The Pentagon released secret photos from Guantanamo Bay for the first time. These never-before-seen photos show people entering Guantanamo Bay, the US’s most famous prison facility. They are wearing shackles and blindfolds as well as ear covers. The New York Times requested the photographs in 2002 under the Freedom of Information Act.
Pentagon Release Secret, Un-Seen Photos Of Guantanamo Bay Detainees Arriving In Shackles!
Some prisoners are blindfolded and also wearing duct tape as they are being taken inside the prison. Another photo shows inmates kneeling in front of authorities as they wait for meals.
In several photographs, army officers carry prisoners wearing their orange uniforms as they make their way to the jail. Daily Mail reports that troops found it easy to transport captives at that time, as many of them were hungry and lost weight quickly.
Another photo shows convicts praying on a mat made by the military. One photo shows a medical institution with several detainees still in handcuffs, resting on hospital beds.
According to The New York Times, this is only the second time that the photos have been published. Wikileaks published its first photographs in 2011. These photographs were taken to give Secretary of Defense Donald Rumsfeld (and other Washington leaders) a glimpse at the beginning of wartime detentions and questioning.
The 2002 photos show several scenes in the controversial jail. None of the detainees shown have been identified or legally recognized. Under George W. Bush’s administration, approximately 780 boys and men were transferred to Guantanamo Bay. He called them “the worst of all the worst.”
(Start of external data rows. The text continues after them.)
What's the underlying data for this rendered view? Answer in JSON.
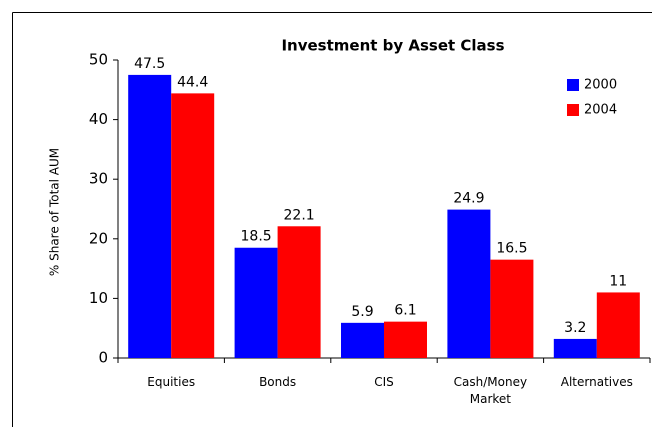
{
  "chart_data": {
    "type": "bar",
    "title": "Investment by Asset Class",
    "categories": [
      "Equities",
      "Bonds",
      "CIS",
      "Cash/Money Market",
      "Alternatives"
    ],
    "series": [
      {
        "name": "2000",
        "color": "#0000ff",
        "values": [
          47.5,
          18.5,
          5.9,
          24.9,
          3.2
        ]
      },
      {
        "name": "2004",
        "color": "#ff0000",
        "values": [
          44.4,
          22.1,
          6.1,
          16.5,
          11
        ]
      }
    ],
    "ylabel": "% Share of Total AUM",
    "ylim": [
      0,
      50
    ],
    "yticks": [
      0,
      10,
      20,
      30,
      40,
      50
    ],
    "grid": false,
    "legend": "upper right"
  }
}
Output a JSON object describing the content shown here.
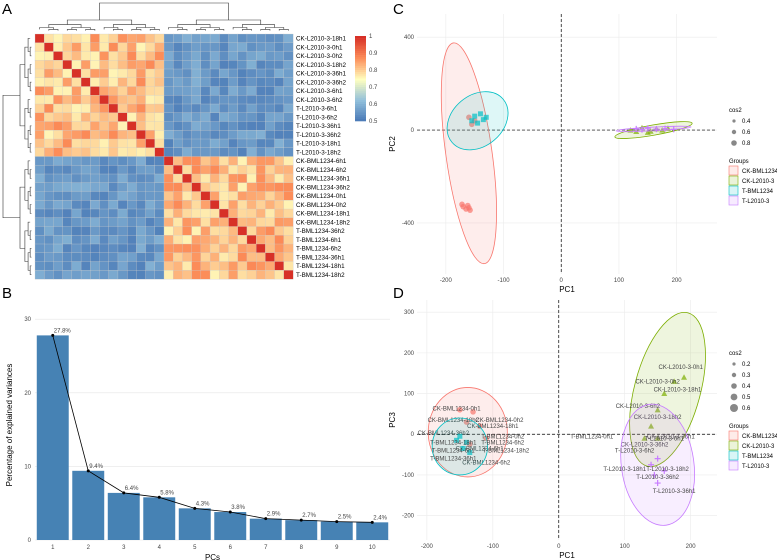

Only 18 of these prisoners have ever been charged, and only five have been convicted. Thirty-five men are currently in prison, 10 of which are still awaiting trial. Despite the fact that the facility was prohibited from being shut down, President Barack Obama’s administration reduced the number of detainees.
The Daily Mail reports that 17 Guantanamo convicts are still in prison and will be released. Nine of the remaining inmates have been deemed safe and technically sound enough to be released. Camp X-Ray detainees spend a lot of time praying using a mat provided to them by the army as a rug.
Although none of the soldiers have been identified, a 2002 caption indicates that two of them belonged to the 115th Military Police Battalion. This unit was later sent to Abu Ghraib, which is also controversial.
Fleet Hospital Twenty was the first hospital to treat detainees with various illnesses. On January 11, 2002, the army banned photojournalists from CNN or the Miami Herald, including taking any film. A naval photographer instead took a photo of the 20 first convicts kneeling at Camp X-Ray. This was an early detention camp.
Under President George W. Bush’s watch, Gitmo held 780 boys and men. However, only 18 of the people held at Gitmo have been charged, and only five have been convicted.
Thirty-five men remain behind bars, and ten are available for trial. Although President Barack Obama was unable to close Guantanamo prison, subsequent administrations have slowly reduced the number of prisoners.